Sunday, October 16, 2005

internetting Habermas



A discussion group address is, like any Internet address, part of an evolving Internet paradigm of interconnectivity.
Sept. 2021: An earlier referenced Yahoo! Group/Habermas address no longer exists because Yahoo! gave up sponsoring discussion groups.
A Habermasian interest in a group discussion address expresses at least an interest in that evolution, i.e., generally, a philosophical “Human Interest” or general human interest in discursive interconnectivity, especially that which contributes to [insert pithy synoptic of JH’s project]—which, by the way, is ultimately not a matter of JH’s view of The Project (or “research program”) in which he participates as leading exemplar (while that fact is, of course, no license to ingenuinely misrepresent his difficult views, e.g., to create a straw man in order to have one’s “own” view).

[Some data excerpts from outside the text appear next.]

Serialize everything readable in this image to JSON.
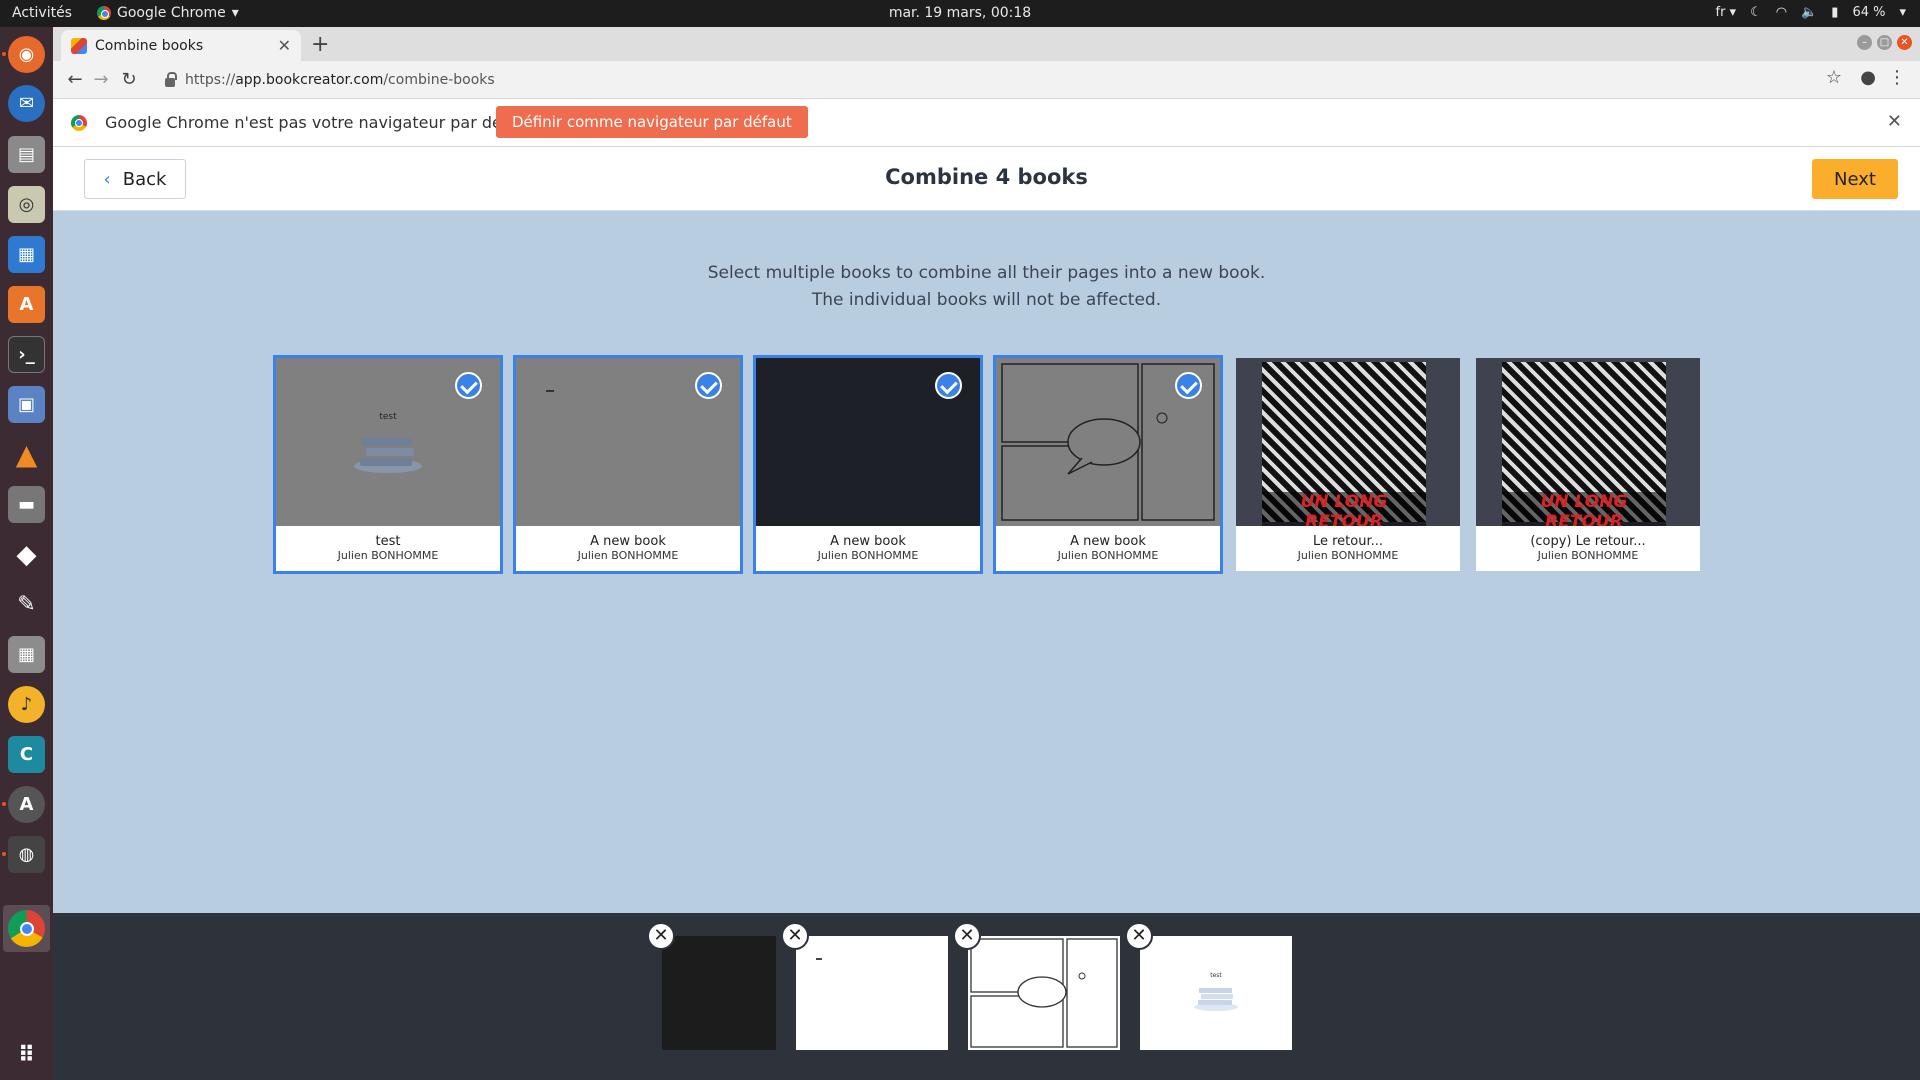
{
  "system": {
    "activities": "Activités",
    "app_name": "Google Chrome",
    "clock": "mar. 19 mars, 00:18",
    "lang": "fr",
    "battery": "64 %"
  },
  "browser": {
    "tab_title": "Combine books",
    "url_scheme": "https://",
    "url_host": "app.bookcreator.com",
    "url_path": "/combine-books"
  },
  "infobar": {
    "message": "Google Chrome n'est pas votre navigateur par défaut",
    "button": "Définir comme navigateur par défaut"
  },
  "header": {
    "back_label": "Back",
    "title": "Combine 4 books",
    "next_label": "Next"
  },
  "instructions": {
    "line1": "Select multiple books to combine all their pages into a new book.",
    "line2": "The individual books will not be affected."
  },
  "books": [
    {
      "title": "test",
      "author": "Julien BONHOMME",
      "selected": true,
      "cover_text": "test"
    },
    {
      "title": "A new book",
      "author": "Julien BONHOMME",
      "selected": true
    },
    {
      "title": "A new book",
      "author": "Julien BONHOMME",
      "selected": true
    },
    {
      "title": "A new book",
      "author": "Julien BONHOMME",
      "selected": true
    },
    {
      "title": "Le retour...",
      "author": "Julien BONHOMME",
      "selected": false,
      "cover_text": "UN LONG RETOUR"
    },
    {
      "title": "(copy) Le retour...",
      "author": "Julien BONHOMME",
      "selected": false,
      "cover_text": "UN LONG RETOUR"
    }
  ],
  "tray": {
    "thumbs": [
      {
        "kind": "dark"
      },
      {
        "kind": "blank"
      },
      {
        "kind": "comic"
      },
      {
        "kind": "test",
        "text": "test"
      }
    ]
  },
  "colors": {
    "accent": "#3b82e6",
    "next": "#fbae2c",
    "infobar_button": "#f06c4e",
    "page_bg": "#b9cde0",
    "tray_bg": "#2e323b"
  }
}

The communications satellite lattice is the prevailing social ground, and the evolving Internet is maybe already the prevailing form of public life.

Has the multimediality of the planetary sphere made some glyphicality of the public interface prevail in communicative life over linguistic sociocentrism? Does Madison Avenue know more about communicative action than the professor? (After all, it was Madison Avenue that brought down the Berlin Wall—the appeal of the better “argument”—rather than the “force” of political design.) Does dramaturgical validity lead normative validity in the evolution of humanity? Does rhetoric lead pragmatics?

Is the planetary public sphere already beyond the Habermasian conception? Is the vision of political cosmopoly antedated by the cultural reality of the global villages’s hypersensitivity to the daily planet’s news cycle? Does communicative life really govern social evolution by a dramaturgical bubble-up (through interplay of stochastic-emergent “tipping” points “speaking” to the whole village) rather than by normative design?

Does Habermasian thought belong to an interdisciplinary field of intellectual historiography that might be called “20th Century Studies”?